È la parte finale di un progetto nato nel 2017 e che ha dato il via a un percorso a tappe con la sciatrice come protagonista. «Ciò che sta distruggendo il nostro ambiente siamo noi», sottolinea Brignone, mentre racconta l’argomento della prima traiettoria in assoluto: il mare invaso dalle plastiche, uno degli esempi più lampanti degli effetti dell’inquinamento. La campionessa si è immersa in acqua in completo da sci, immortalata dagli scatti del fotografo Giuseppe La Spada.

Come spiega lei stessa: «I rifiuti che colonizzano l’ambiente marino arrivano oggi per la maggior parte, precisamente per l’80%, dalle correnti dei fiumi che li trasportano». Dalle acque dei mari e dei laghi, protagoniste delle prime tre tappe, il focus si sposta sui ghiacciai, con la quarta tappa che ha preso forma sullo Stelvio. Qui Federica Brignone è stata ritratta con un abito bianco prodotto da materiale di scarto, mantello tricolore e Coppa del Mondo in mano. Le foto evidenziano il problema del darkening: la superficie del ghiaccio si scurisce, attrae maggiormente i raggi solari e si scioglie più velocemente.

L’ultima tappa riguarda le azioni che dobbiamo intraprendere per decarbonizzare, anche attraverso l’uso di energie rinnovabili. In completo da sci, con volto e corpo dipinto, Brignone impersonifica un pianeta Terra in pessime condizioni. Quello che potremmo, anzi dovremmo fare, viene metaforicamente presentato come il processo di pulitura della tuta da sci: da nera e sporca di polveri inquinanti torna pulita e bianca come la neve su cui si usa tradizionalmente.

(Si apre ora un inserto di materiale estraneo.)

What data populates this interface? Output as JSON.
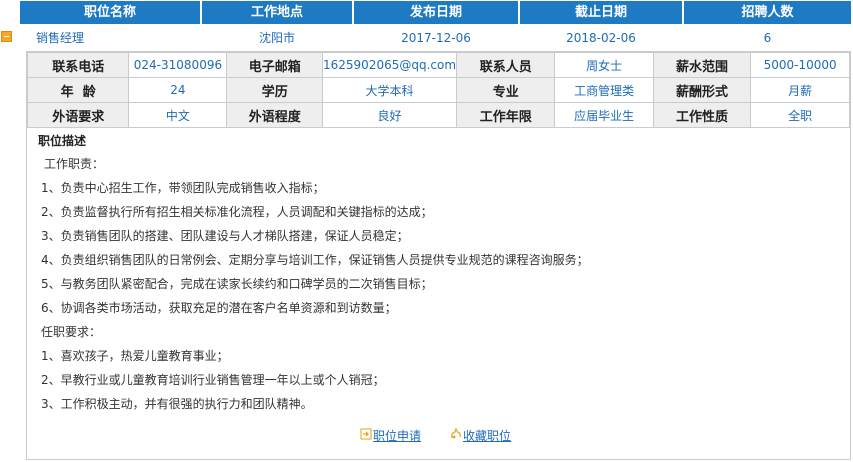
{
  "header": {
    "columns": [
      "职位名称",
      "工作地点",
      "发布日期",
      "截止日期",
      "招聘人数"
    ]
  },
  "job": {
    "title": "销售经理",
    "location": "沈阳市",
    "publish_date": "2017-12-06",
    "deadline": "2018-02-06",
    "headcount": "6"
  },
  "info": {
    "rows": [
      [
        {
          "label": "联系电话",
          "value": "024-31080096"
        },
        {
          "label": "电子邮箱",
          "value": "1625902065@qq.com"
        },
        {
          "label": "联系人员",
          "value": "周女士"
        },
        {
          "label": "薪水范围",
          "value": "5000-10000"
        }
      ],
      [
        {
          "label": "年  龄",
          "value": "24"
        },
        {
          "label": "学历",
          "value": "大学本科"
        },
        {
          "label": "专业",
          "value": "工商管理类"
        },
        {
          "label": "薪酬形式",
          "value": "月薪"
        }
      ],
      [
        {
          "label": "外语要求",
          "value": "中文"
        },
        {
          "label": "外语程度",
          "value": "良好"
        },
        {
          "label": "工作年限",
          "value": "应届毕业生"
        },
        {
          "label": "工作性质",
          "value": "全职"
        }
      ]
    ]
  },
  "description": {
    "title": "职位描述",
    "lines": [
      "工作职责：",
      "1、负责中心招生工作，带领团队完成销售收入指标；",
      "2、负责监督执行所有招生相关标准化流程，人员调配和关键指标的达成；",
      "3、负责销售团队的搭建、团队建设与人才梯队搭建，保证人员稳定；",
      "4、负责组织销售团队的日常例会、定期分享与培训工作，保证销售人员提供专业规范的课程咨询服务；",
      "5、与教务团队紧密配合，完成在读家长续约和口碑学员的二次销售目标；",
      "6、协调各类市场活动，获取充足的潜在客户名单资源和到访数量；",
      "任职要求：",
      "1、喜欢孩子，热爱儿童教育事业；",
      "2、早教行业或儿童教育培训行业销售管理一年以上或个人销冠；",
      "3、工作积极主动，并有很强的执行力和团队精神。"
    ]
  },
  "actions": {
    "apply_label": "职位申请",
    "favorite_label": "收藏职位"
  }
}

Un ulteriore punto focale del progetto è il coinvolgimento delle nuove generazioni, che hanno accompagnato la sciatrice nella raccolta dell’immondizia dai greti dei fiumi e dalle spiagge: «i più piccoli sono quelli che erediteranno questa situazione: se educati da bambini, svilupperanno nuove abitudini, cosa che diventa sempre più difficile con l’età. E potranno coinvolgere tutta la famiglia».

Un degno finale

Giunti al termine di un evento ricco di esperienze coinvolgenti come Cortina fra le Righe, i partecipanti recuperano energie immergendosi nella natura. Al di sopra del rifugio Pomedes, 2200 metri sul livello del mare, trovano ad attenderli Alessandro Broccolo, Purpose and Life Coach. Dopo un momento di meditazione e riflessione con alle spalle un paesaggio mozzafiato, è il momento di raccontare il suo libro Agisci sempre restando dentro. Purpose, benessere e spiritualità, tutto in UNO.

L’autore lo descrive così: «è il lavoro di un coach che non voleva scrivere sul coaching. Questa guida mi ha aiutato, e spero che aiuti anche i lettori, a riflettere su chi siamo e chi potremmo essere se solo ci spogliassimo di etichette, abitudini, ambizioni vuote: in breve, da tutto ciò che ci stressa e ci distrae da una ricerca che dovrebbe essere rivolta verso l’interno, non l’esterno».

L’ultimo pranzo al rifugio Pomedes è accompagnato da un duo di musicisti che propongono un repertorio recuperato da brani trascritti nel 1800 a partire dalla ricca tradizione orale tipica delle valli bellunesi, la cui origine si perde nel tempo. Il ritmo delle ballate è la colonna sonora dello spettacolo che si ammira dalla terrazza, e chiude il sipario su Cortina fra le Righe e apre quello su CortinAteatro.